Re-ablement after serious illness is another issue. Often care packages last for just six weeks in community settings for free, whereas rehabilitation can take months or even years.

Pay in the sector is low and vacancies high. Delays to money reaching the sector won’t help either, say experts, although there is also faint praise that the Government is attempting to grapple with demographic change and a shortfall in funding. 

Richard Murray, chief executive of The King’s Fund, an independent health think tank, said: “Social care will see only £5.4 billion over three years, with no guarantees of sustainable funding beyond this… The changes to the means test are very welcome and will bring thousands more people into the publicly-funded system. However, there is a real risk that this will leave inadequate funding to bring about meaningful change in areas such as workforce, access and quality.”

Some political analysts also doubt that increased national insurance contributions will ever be funnelled into social care, as cutting NHS funding before a general election would be too risky. 

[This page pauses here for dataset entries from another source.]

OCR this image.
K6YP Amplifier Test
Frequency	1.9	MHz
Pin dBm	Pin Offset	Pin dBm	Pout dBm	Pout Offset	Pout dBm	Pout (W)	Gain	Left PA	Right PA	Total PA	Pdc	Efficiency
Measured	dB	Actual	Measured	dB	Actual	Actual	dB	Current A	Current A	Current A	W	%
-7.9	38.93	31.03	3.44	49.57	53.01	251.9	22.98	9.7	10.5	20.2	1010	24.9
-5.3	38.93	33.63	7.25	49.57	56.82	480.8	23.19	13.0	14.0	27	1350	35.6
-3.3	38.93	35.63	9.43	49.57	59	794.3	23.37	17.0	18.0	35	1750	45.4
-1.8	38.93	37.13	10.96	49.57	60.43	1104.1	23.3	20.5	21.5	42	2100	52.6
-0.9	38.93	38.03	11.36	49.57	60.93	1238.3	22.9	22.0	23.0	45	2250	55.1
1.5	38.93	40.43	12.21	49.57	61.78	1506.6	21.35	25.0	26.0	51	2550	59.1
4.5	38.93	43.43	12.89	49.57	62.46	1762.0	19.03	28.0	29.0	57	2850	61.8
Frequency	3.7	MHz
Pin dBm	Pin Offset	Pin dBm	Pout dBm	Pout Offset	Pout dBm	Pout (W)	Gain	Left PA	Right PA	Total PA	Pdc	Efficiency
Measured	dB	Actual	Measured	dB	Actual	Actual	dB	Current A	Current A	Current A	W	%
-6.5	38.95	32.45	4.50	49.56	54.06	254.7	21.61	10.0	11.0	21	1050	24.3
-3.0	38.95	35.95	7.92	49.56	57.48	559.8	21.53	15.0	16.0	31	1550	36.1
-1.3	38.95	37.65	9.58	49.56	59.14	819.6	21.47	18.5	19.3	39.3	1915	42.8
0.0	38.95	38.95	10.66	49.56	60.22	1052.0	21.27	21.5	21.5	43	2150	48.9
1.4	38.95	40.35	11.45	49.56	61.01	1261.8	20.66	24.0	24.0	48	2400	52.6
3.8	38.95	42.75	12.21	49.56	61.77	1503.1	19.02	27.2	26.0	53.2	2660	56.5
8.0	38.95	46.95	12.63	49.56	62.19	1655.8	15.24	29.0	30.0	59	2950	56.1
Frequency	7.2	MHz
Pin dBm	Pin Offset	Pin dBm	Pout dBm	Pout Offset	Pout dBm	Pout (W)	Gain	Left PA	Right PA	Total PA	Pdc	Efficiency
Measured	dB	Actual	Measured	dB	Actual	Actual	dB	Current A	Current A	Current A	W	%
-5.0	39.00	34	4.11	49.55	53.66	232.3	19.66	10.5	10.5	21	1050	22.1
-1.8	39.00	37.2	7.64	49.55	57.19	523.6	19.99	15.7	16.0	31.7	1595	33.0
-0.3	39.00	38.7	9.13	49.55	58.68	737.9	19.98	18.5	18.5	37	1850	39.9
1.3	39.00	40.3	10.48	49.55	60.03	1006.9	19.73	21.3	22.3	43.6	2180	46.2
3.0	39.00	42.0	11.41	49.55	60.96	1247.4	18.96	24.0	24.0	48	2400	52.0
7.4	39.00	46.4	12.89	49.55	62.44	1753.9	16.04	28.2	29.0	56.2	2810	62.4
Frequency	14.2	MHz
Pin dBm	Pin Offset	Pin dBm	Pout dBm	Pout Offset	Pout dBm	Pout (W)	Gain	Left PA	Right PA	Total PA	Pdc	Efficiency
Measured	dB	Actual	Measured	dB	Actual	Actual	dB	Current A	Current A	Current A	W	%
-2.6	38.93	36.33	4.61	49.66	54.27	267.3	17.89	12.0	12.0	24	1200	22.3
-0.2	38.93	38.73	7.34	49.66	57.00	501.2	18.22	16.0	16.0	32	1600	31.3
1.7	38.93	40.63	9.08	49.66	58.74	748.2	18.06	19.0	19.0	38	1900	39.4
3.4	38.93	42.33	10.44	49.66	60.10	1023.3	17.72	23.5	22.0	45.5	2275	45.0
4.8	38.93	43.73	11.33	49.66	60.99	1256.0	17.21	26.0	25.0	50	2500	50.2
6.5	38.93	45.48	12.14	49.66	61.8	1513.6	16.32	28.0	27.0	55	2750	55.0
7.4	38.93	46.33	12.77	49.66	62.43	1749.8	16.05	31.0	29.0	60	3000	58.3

The point of the announcement has been to plug the perceived gap between funding and need in social care. But some of that gap is due to significant private sector involvement in the care sector, leading to what has been called ‘leakages’ from funding for care into other costs.

When profit is put before people, what are the care sectors’ biggest investors really caring for – when it comes to the bottom line?

“It’s really important that care providers are in the business of care to provide it, not to generate a rate of return,” said Simon Bottery, senior fellow on social care at The King’s Fund. “It’s difficult to generate a good rate of return anyway, so it’s not a great business for the balance sheet… However, it is a market and we need to make it work more effectively so individuals feel they have choice and control.”